Ik heb van de heer Hugo de Jonge gewonnen, want die heeft hier ook iets van achttien keer afscheid genomen. Ik ook, dus dan ik heb toch het laatste woord. Ik wil uw Kamer, de voorzitter en alle Kamerleden, die zo vol passie voor veiligheid hebben gestreden en dat natuurlijk blijven doen, heel erg danken. Bovenal wil ik natuurlijk de mensen hier in de Kamer bedanken. Ik ga ze nog tegenkomen, maar ik ga ze toch noemen: de bodes, al de ambtenaren, die heel hard bezig zijn en die u eigenlijk nooit ziet, maar die echt massaal aanwezig zijn, en degenen die ons in dit pand veilig houden en er altijd staan, inclusief onze politiemensen. Dus heel veel dank.

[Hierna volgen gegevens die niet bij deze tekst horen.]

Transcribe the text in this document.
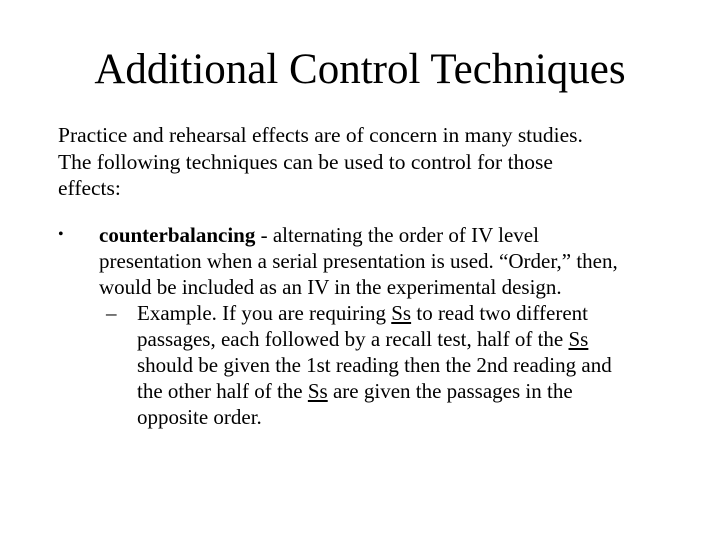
Additional Control Techniques
Practice and rehearsal effects are of concern in many studies.
The following techniques can be used to control for those
effects:
•	counterbalancing - alternating the order of IV level
presentation when a serial presentation is used. “Order,” then,
would be included as an IV in the experimental design.
– Example. If you are requiring Ss to read two different
passages, each followed by a recall test, half of the Ss
should be given the 1st reading then the 2nd reading and
the other half of the Ss are given the passages in the
opposite order.
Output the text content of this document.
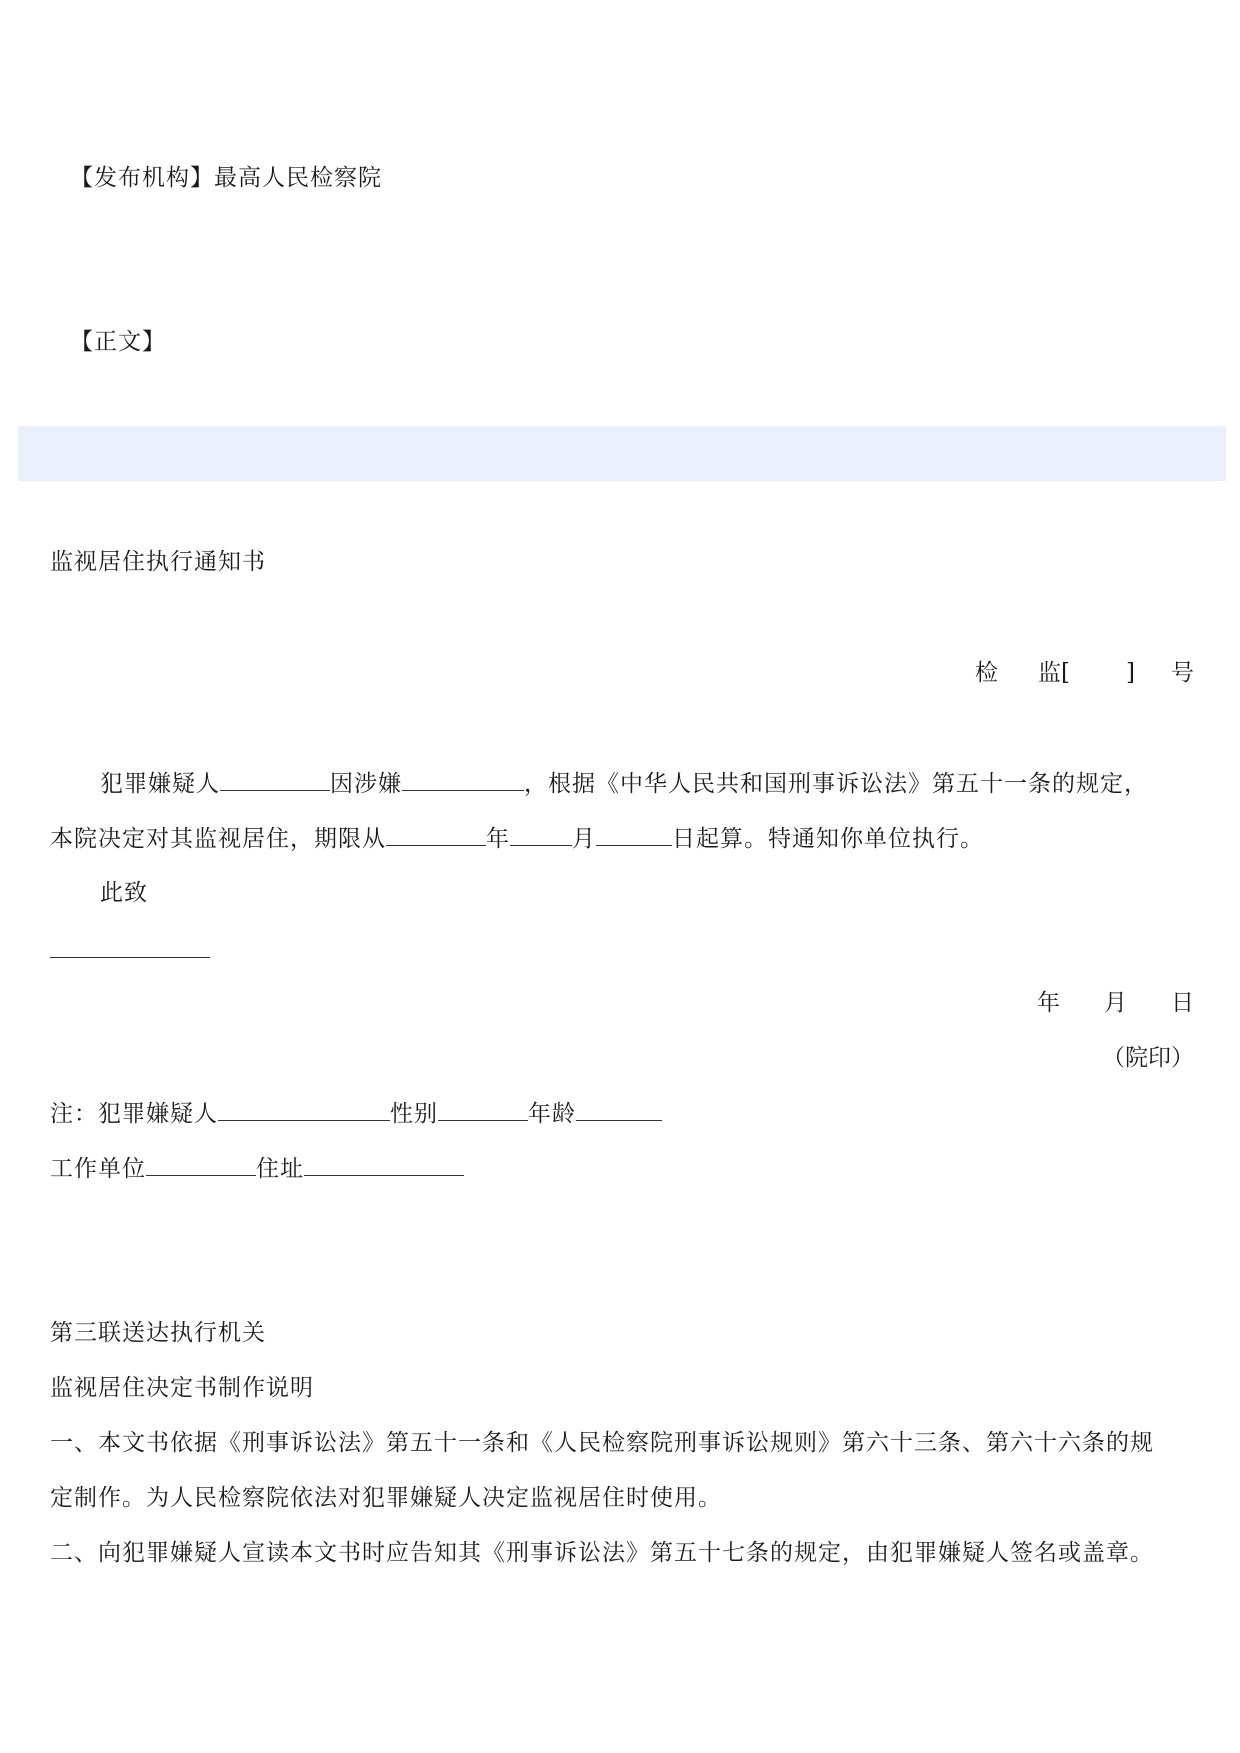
【发布机构】最高人民检察院
【正文】
监视居住执行通知书
检 监[ ] 号
犯罪嫌疑人	因涉嫌	，根据《中华人民共和国刑事诉讼法》第五十一条的规定，
本院决定对其监视居住，期限从	年	月	日起算。特通知你单位执行。
此致
年 月 日
（院印）
注：犯罪嫌疑人	性别	年龄
工作单位	住址
第三联送达执行机关
监视居住决定书制作说明
一、本文书依据《刑事诉讼法》第五十一条和《人民检察院刑事诉讼规则》第六十三条、第六十六条的规
定制作。为人民检察院依法对犯罪嫌疑人决定监视居住时使用。
二、向犯罪嫌疑人宣读本文书时应告知其《刑事诉讼法》第五十七条的规定，由犯罪嫌疑人签名或盖章。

En mevrouw Mutluer: het is geen hondenbaan; het is de mooiste baan van de wereld, op Kamerlid zijn na, moet ik nu natuurlijk wel zeggen.

Dank u wel.

De voorzitter:

Heel veel dank aan de minister. Ik wil de minister ook nog hartelijk danken voor haar inspanningen tijdens deze kabinetsperiode. Dat spreek ik namens de Kamer eigenlijk uit richting de hele ploeg, omdat de minister hun laatste vertegenwoordiger is. We gaan niet echt afscheid nemen van de minister in persoon, want ze blijft Kamerlid. We zullen haar de komende periode vast nog veel aan het woord zien. Geniet dus ook even van het moment in de overdracht en de rust daarna.

De beraadslaging wordt gesloten.

De voorzitter:

We gaan straks stemmen, ook over deze moties. Dat doen we rond 16.00 uur. De lijst moet nog even worden opgesteld. De stemmingsbel zal luiden als gebruikelijk. Daarna kan ik de vergadering sluiten. Nogmaals veel dank aan de minister.

De vergadering wordt van 15.20 uur tot 16.01 uur geschorst.